AMD: Pirate Islands (R* 3** series) Speculation/Rumor Thread

Discussion in 'Architecture and Products' started by iMacmatician, Apr 10, 2014.

Tags:
  1. sebbbi

    Veteran

    Joined:
    Nov 14, 2007
    Messages:
    2,924
    Likes Received:
    5,288
    Location:
    Helsinki, Finland
    Yes, the CPU<->GPU coherence is not yet perfect. However we have not seen a problem with that, since we sidestepped that problem completely, by moving the whole graphics engine to the GPU. We don't need tight communication between the rendering and the game logic (physics, AI, etc). Obviously for general purpose computing, it would be a great improvement to get a shared CPU+GPU L3 cache and good cache coherence between the units (without needing to flush caches frequently or use slower BW bus).

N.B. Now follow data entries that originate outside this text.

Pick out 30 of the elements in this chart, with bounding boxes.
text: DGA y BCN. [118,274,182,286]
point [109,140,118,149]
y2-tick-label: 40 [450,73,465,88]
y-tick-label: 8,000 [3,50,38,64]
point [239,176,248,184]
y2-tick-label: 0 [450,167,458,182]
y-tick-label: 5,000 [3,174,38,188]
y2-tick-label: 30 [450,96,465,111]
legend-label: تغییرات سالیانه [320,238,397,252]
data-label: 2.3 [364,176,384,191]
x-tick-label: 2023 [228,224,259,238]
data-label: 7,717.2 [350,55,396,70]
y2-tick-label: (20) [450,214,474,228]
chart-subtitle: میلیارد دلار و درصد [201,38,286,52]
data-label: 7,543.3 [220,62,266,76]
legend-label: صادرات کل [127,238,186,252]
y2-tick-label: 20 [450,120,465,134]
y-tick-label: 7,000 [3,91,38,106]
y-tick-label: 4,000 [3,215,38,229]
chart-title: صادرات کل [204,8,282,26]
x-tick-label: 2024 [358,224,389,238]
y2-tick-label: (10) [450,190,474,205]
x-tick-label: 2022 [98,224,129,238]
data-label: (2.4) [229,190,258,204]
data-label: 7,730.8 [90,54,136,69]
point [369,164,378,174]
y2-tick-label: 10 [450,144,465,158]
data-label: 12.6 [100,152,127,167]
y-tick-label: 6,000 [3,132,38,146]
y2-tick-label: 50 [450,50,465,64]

With "units" I mean both the CPU and the various parts of the GPU (such as the front end, vector units, scalar unit, etc). More coherence = less flushes needed = less stalls.

    On GPU side, the atomics are going directly to L2. That could be improved to make some cases faster. However in practice we use LDS atomics locally, and then perform one global atomic to synchronize. This greatly reduces the number of global atomics you need. GCN LDS is highly optimized for atomics. GCN also has super fast cross lane operations, allowing the developer to sidestep the need of atomics (and LDS accesses) in many common cases. Unfortunately only OpenCL 2.0 exposes this feature on PC (subgroup operations, see here: http://developer.amd.com/community/blog/2014/11/17/opencl-2-0-device-enqueue/). I am still sad that this feature didn't get included in DirectX 12 :(

    I would also love to see ordered atomics in DirectX some day :)
    Heh, I was going to say that I want full float instruction set and full LDS read/write instruction set... but that I don't need memory write support :)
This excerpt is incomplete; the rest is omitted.